Que deviendrait alors la défense des Dardanelles ?

Je veux bien que les garnisons turques, — les Ottomans ont fait leurs preuves de ténacité, — que les garnisons des ouvrages, dis-je, se refusent à battre la chamade et s’enferment dans les vieux châteaux forts qui, sur les trois points en question, servent de noyau aux groupes de batteries de côte ; mais les artilleurs, canonnés et fusillés par derrière, puisque les ouvrages ne sont pas paradossés, comment feraient-ils pour se maintenir et tirer sur les bâtimens grecs ?... Ceux-ci, n’ayant à craindre que les pièces de la côte d’Asie, longeraient de très près la côte d’Europe, ce que la hauteur des fonds rend toujours facile, et accableraient de projectiles légers, tirés à bout portant, les servans des batteries. C’est là, dans un forcement de passe, un moyen économique et suffisamment efficace de paralyser les ouvrages qui n’ont pas de « commandement » sur la mer.

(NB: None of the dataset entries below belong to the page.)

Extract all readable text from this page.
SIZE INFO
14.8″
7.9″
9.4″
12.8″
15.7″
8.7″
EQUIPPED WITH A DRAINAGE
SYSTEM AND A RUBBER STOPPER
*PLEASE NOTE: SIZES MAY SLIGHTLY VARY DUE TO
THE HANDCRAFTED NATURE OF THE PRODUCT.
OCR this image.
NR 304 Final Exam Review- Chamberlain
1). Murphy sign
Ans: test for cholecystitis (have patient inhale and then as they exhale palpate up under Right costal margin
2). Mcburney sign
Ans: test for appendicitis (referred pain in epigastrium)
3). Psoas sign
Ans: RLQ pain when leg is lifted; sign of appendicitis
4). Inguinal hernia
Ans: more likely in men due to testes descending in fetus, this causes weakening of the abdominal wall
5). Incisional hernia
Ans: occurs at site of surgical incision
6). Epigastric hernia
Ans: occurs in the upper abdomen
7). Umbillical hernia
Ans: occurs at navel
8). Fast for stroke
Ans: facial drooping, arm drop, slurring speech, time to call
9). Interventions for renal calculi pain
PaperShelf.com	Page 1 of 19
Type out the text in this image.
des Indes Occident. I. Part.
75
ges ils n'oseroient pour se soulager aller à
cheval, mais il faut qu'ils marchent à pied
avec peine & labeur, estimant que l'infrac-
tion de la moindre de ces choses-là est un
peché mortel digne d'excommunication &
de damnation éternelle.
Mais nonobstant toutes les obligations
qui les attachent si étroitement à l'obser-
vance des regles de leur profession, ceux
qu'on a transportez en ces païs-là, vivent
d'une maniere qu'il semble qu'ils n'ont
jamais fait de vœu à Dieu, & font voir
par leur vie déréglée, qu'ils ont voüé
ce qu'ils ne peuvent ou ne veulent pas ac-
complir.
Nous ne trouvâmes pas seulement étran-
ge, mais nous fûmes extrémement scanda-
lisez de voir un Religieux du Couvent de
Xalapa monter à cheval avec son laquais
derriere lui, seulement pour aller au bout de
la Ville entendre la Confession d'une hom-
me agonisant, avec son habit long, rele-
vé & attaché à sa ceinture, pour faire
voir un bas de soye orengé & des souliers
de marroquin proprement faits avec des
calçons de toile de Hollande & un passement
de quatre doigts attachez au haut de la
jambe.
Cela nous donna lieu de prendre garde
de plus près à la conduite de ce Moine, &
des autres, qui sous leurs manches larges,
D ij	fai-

Mais pourquoi, au demeurant, courir encore le risque de recevoir les coups des canons de la côte d’Asie, si difficile qu’il soit à ceux-ci de bien régler leur tir sur des navires dont le profil se confond avec les accidens du rivage opposé[2] ? Il n’est que d’attendre la nuit qui suivra l’établissement de la division de troupes grecques sur les hauteurs qui dominent les batteries d’Europe. Dans l’état de désorganisation où elles seront à ce moment-là et où les entretiendra un feu lent et continu des canons de montagne, le tir de nuit leur deviendra tout à fait impossible et celui des ouvrages de la côte d’Asie sera plus inefficace encore que le tir de jour.

Je vais plus loin et je prétends que la flotte grecque, bien pilotée comme elle l’est, choisissant une de ces nuits à demi

  1. Il est probable que la viabilité est fort défectueuse, en arrière de la route côtière qui relie tous les ouvrages des Dardanelles. Mais des canons de montagne passent partout, à dos de mulets. L’armée grecque n’en manque pas. Quant aux soldats hellènes, ce sont, on le sait, d’excellens fantassins en terrain accidenté.
  2. Ajoutez à cela qu’en tirant sur des bâtimens qui rasent la rive d’Europe, les obus des canons d’Asie atteindraient fréquemment les ouvrages opposés.